Online Life Insurance Plans

What is Prepaid Insurance?

Prepaid insurance is premium payments made to insurers in advance for insurance coverage or services. As it is not consumed, insurers keep prepaid insurance as current assets on balance sheet. Prepaid insurance is charged to the expense side when the insurance cover comes into effect. Insurance premiums are generally paid in advance for an entire year. Premiums can cover for more than one year in some cases.

How does Prepaid Insurance Work?

Prepaid insurance refers to the premium expense made in advance by the proposer. The proposing firm will record the transaction as a prepaid expense, as the actual contract may begin later.

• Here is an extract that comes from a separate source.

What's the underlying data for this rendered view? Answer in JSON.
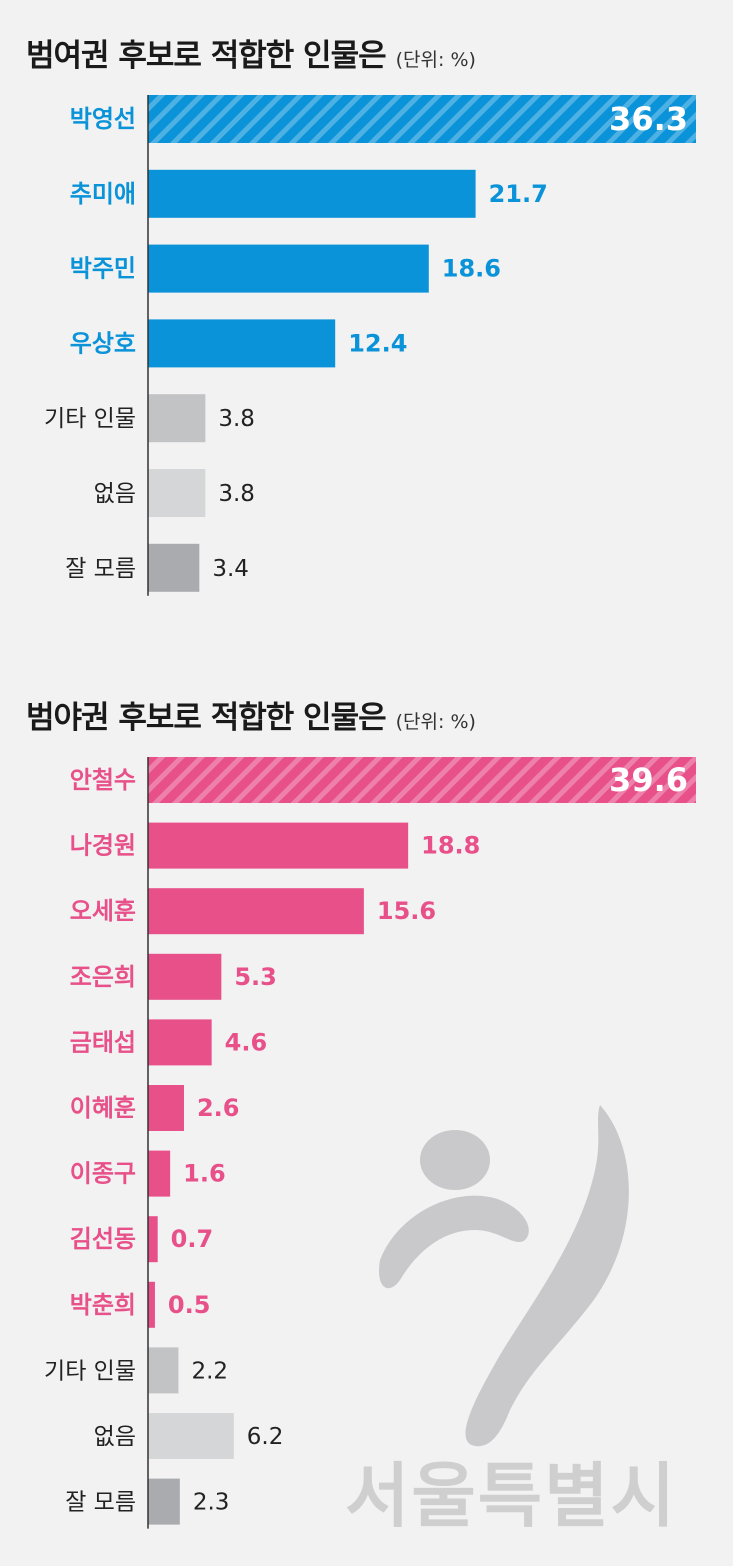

For example, cab companies may pay a premium for a full 12 months’ coverage in advance and record the payment as a prepaid expense in their books. The coverage may come into force from the next financial year.

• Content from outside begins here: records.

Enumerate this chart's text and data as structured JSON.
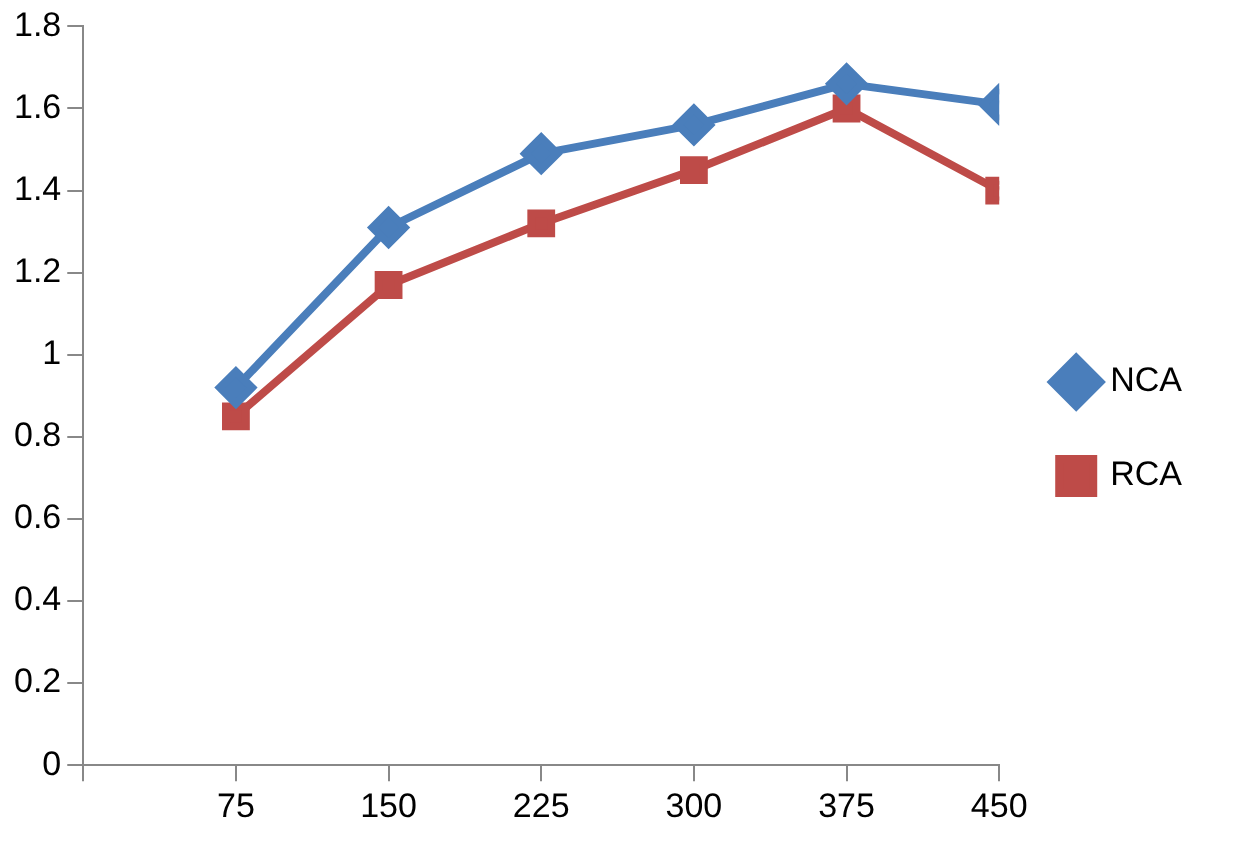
{
  "chart_data": {
    "type": "line",
    "x": [
      75,
      150,
      225,
      300,
      375,
      450
    ],
    "xlim": [
      0,
      450
    ],
    "xticks": [
      {
        "value": 0,
        "label": null
      },
      75,
      150,
      225,
      300,
      375,
      450
    ],
    "ylim": [
      0,
      1.8
    ],
    "yticks": [
      0,
      0.2,
      0.4,
      0.6,
      0.8,
      1,
      1.2,
      1.4,
      1.6,
      1.8
    ],
    "series": [
      {
        "name": "NCA",
        "color": "#4a7ebb",
        "marker": "diamond",
        "values": [
          0.92,
          1.31,
          1.49,
          1.56,
          1.66,
          1.61
        ]
      },
      {
        "name": "RCA",
        "color": "#be4b48",
        "marker": "square",
        "values": [
          0.85,
          1.17,
          1.32,
          1.45,
          1.6,
          1.4
        ]
      }
    ],
    "grid": false,
    "legend": "right",
    "line_style": "solid"
  }
}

The insurance company on the other hand will record all the premiums collected before the commencement of the contract as current assets. The reason is usually due to the short gap of only a few months at maximum before the contract begins and the premium is consumed.

What are the Characteristics of Prepaid Insurance?

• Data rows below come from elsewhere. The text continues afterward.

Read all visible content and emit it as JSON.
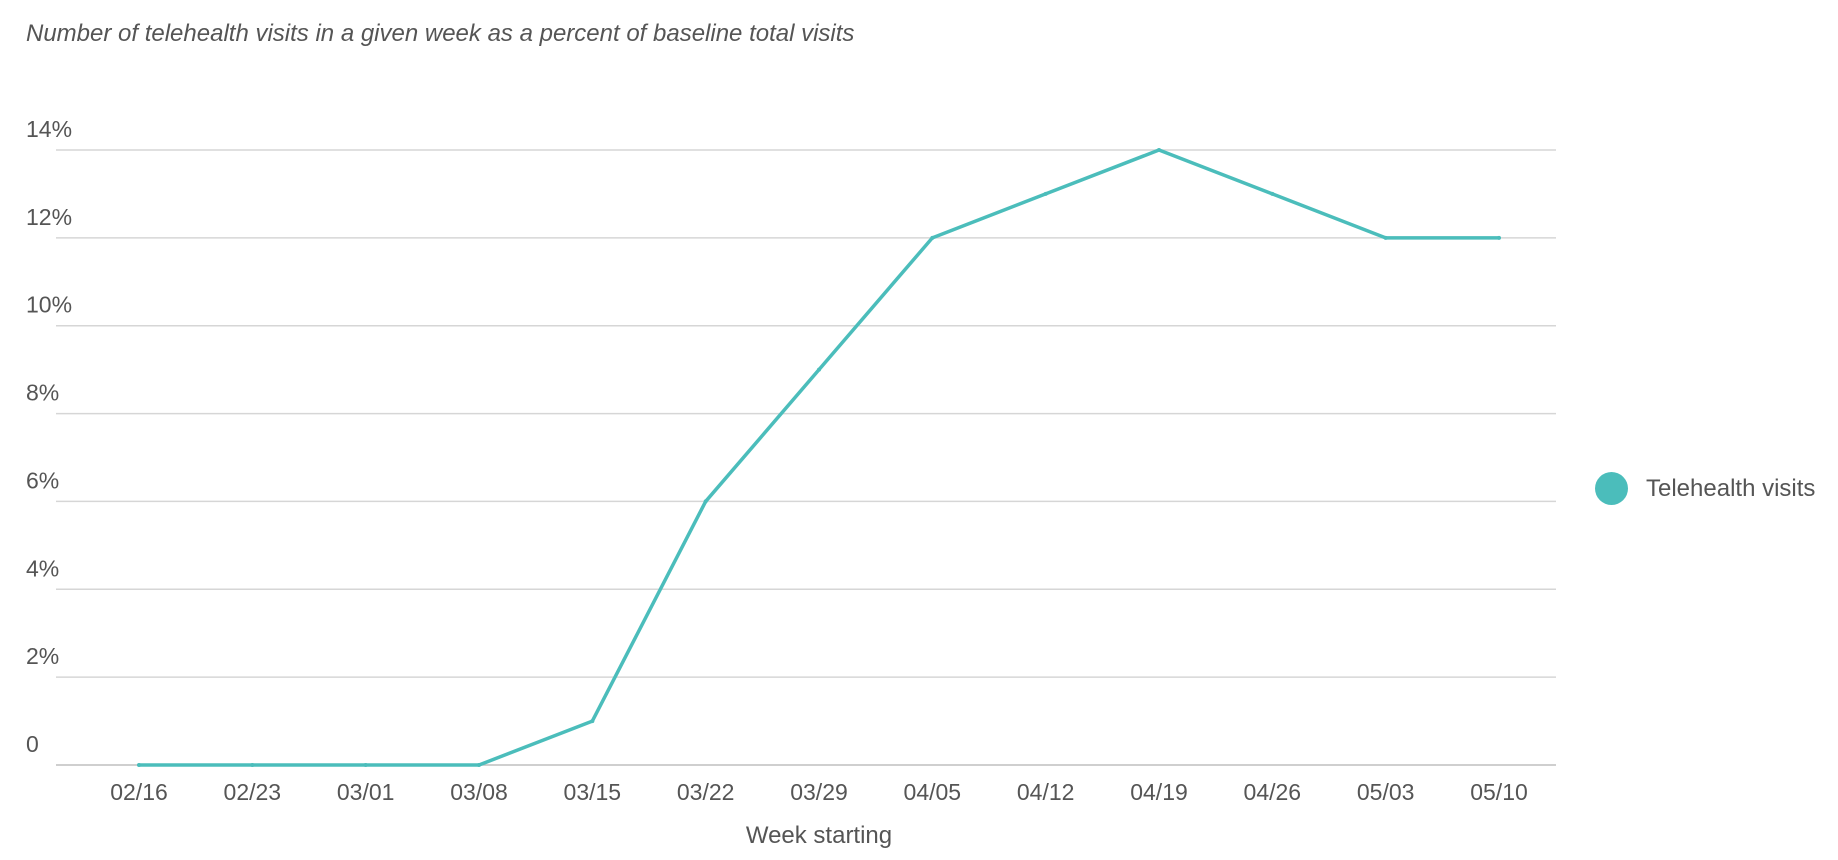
{
  "chart_data": {
    "type": "line",
    "title": "Number of telehealth visits in a given week as a percent of baseline total visits",
    "xlabel": "Week starting",
    "ylabel": "",
    "categories": [
      "02/16",
      "02/23",
      "03/01",
      "03/08",
      "03/15",
      "03/22",
      "03/29",
      "04/05",
      "04/12",
      "04/19",
      "04/26",
      "05/03",
      "05/10"
    ],
    "series": [
      {
        "name": "Telehealth visits",
        "color": "#4bbdbb",
        "values": [
          0,
          0,
          0,
          0,
          1,
          6,
          9,
          12,
          13,
          14,
          13,
          12,
          12
        ]
      }
    ],
    "ylim": [
      0,
      14
    ],
    "yticks": [
      {
        "value": 0,
        "label": "0"
      },
      {
        "value": 2,
        "label": "2%"
      },
      {
        "value": 4,
        "label": "4%"
      },
      {
        "value": 6,
        "label": "6%"
      },
      {
        "value": 8,
        "label": "8%"
      },
      {
        "value": 10,
        "label": "10%"
      },
      {
        "value": 12,
        "label": "12%"
      },
      {
        "value": 14,
        "label": "14%"
      }
    ],
    "grid": true,
    "legend_position": "right"
  }
}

Prepaid insurance is a type of insurance where the premium amount is paid well in advance of the coverage period.

  • The premium of a prepaid insurance policy is paid before the commencement of the policy.
  • Usually, the premium is payable only for a year. However, you can secure more than one year of insurance with a single premium payment.
  • You can pay a single premium for long-term life insurance plans.
  • The Premium you pay for continuing the policy is the renewal premium. You need to pay renewal premiums for the policies with the regular premium payment option.
  • You can pay the regular premium as a monthly, quarterly, half-yearly or annual payment.

Examples of Prepaid Insurance

An example of prepaid insurance could be an exporting firm which sends goods to various countries. The firm is working on advanced orders received from its buyers and has a roaster for the number of goods to be shipped. The firm can pay an insurer an advance premium for all the goods they expect to manufacture and ship through the year.

However, the insurance cover for the goods will not start until they are manufactured. For instance, the manufacturer is producing 20,000 t-shirts per month and expects to produce 200,000 t-shirts throughout the year. The total value of the goods is Rs 4 crores the firm ships the t-shirts every three months.

So, the stored goods must be insured for at least 3 months before they are shipped. The firm decides to pay Rs 50,000 as an advance premium for the whole year. While one contract for the quarter will commence immediately, three other contracts will commence at a gap of 3, 6 and 9 months from now.

Thus, the insurer will register the entire premium as a current asset and will continue to deduct premium amounts every quarter. The premiums for each quarter may change based on the declared stored quantity by the firm.